Baru saja melangkah sampai pintu selamat datang, satu suara yang sekarang mulai dirindukan menyapa rungunya.
"Kenes!"
Kedua wanita itu berbalik. Seorang pria yang dikenal dengan baik sedang tersenyum menatapnya.
"Loh, Mas Bos, kok, ada di sini? Apa jangan-jangan pria yang kemarin saya ceritakan itu, Mas Bos?" tanya Yuyun dengan wajah kaget, tidak enak, dan malu.
Danesh hanya tersenyum menanggapinya.
"Kamu aja yang enggak hafal sama wajahku," jawabnya dengan santai.
"Berarti nanti bisa gratis dong, Mas Bos?"
"Hahahaha ... gampang itu. Nanti biar aku aja yang itung-itungan sama Kenes," jawabnya lagi dengan mengedipkan matanya ke arah sang wanita.
"Cocok, Mas Bos." Yuyun ikut tertawa.
Kenes hanya diam mendapati godaan dari suami sendiri. Bisa-bisanya ia tidak malu berbuat hal demikian di depan Yuyun, karyawannya.
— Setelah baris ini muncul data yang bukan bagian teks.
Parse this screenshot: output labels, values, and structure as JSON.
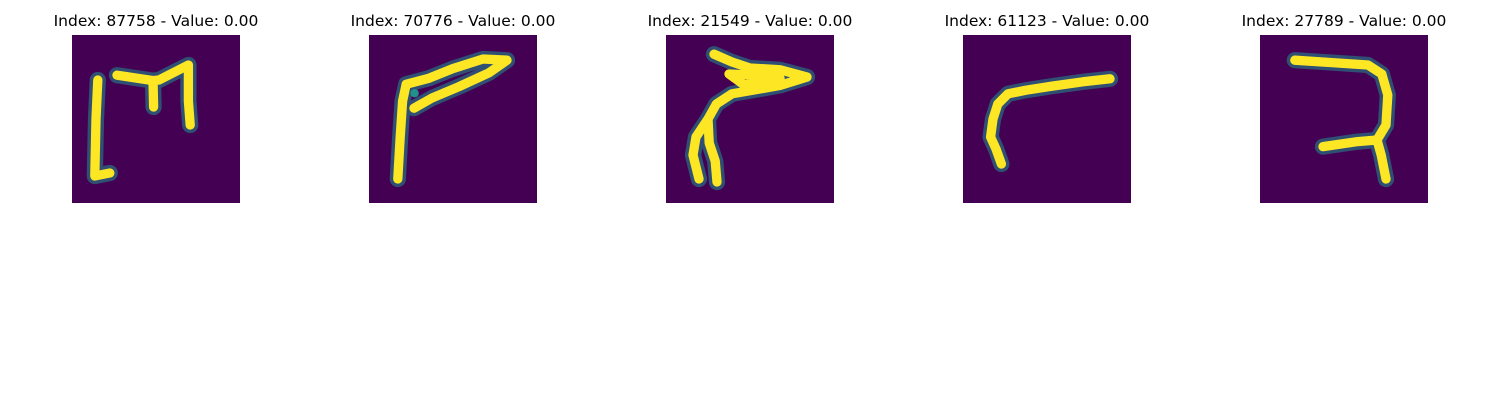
{
  "figure": {
    "panels": [
      {
        "title": "Index: 87758 - Value: 0.00",
        "glyph": "bracket-m-stroke"
      },
      {
        "title": "Index: 70776 - Value: 0.00",
        "glyph": "bent-stroke"
      },
      {
        "title": "Index: 21549 - Value: 0.00",
        "glyph": "hooked-stroke"
      },
      {
        "title": "Index: 61123 - Value: 0.00",
        "glyph": "curved-angle-stroke"
      },
      {
        "title": "Index: 27789 - Value: 0.00",
        "glyph": "seven-like-stroke"
      }
    ],
    "colors": {
      "background": "#440154",
      "edge": "#21918c",
      "mid": "#5ec962",
      "peak": "#fde725"
    }
  }
}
Saat Kenes merapikan rambutnya, Danesh melihat ada yang berbeda dengan jari manis sang istri. Cincin yang berkilauan sebagai tanda akan hubungan mereka tidak melingkar di jari manisnya.
"Sayang ... cincin kamu di mana? Kok, enggak dipakai?" tanya sang pria sembari mendekat dan memegang jemari wanitanya.
Seketika Kenes menatap jemarinya. Memang benar, cincin itu tidak menghiasi jari manisnya. Rasa takut bercampur sedih menjalar di hatinya. Ia masih ingat kalau cincin itu dipesan spesial oleh sang pria, dan sekarang ia menghilangkannya.
"Tadi pagi aku pakai, Mas. Beneran! Aku lupa tadi naruhnya. Padahal itu cincin pernikahan kita, kalau ilang gimana?" Kenes menjawab dengan suara bergetar. Matanya juga mulai berkaca-kaca. Sekali kedipan mungkin hujan akan membasahi kedua pipinya.
"Aku tidak mau kehilangan cincin itu. Apalagi sampai kehilangan orang yang ngasih. Kenapa aku baru sadar kalau cincin dan orangnya itu begitu berarti?"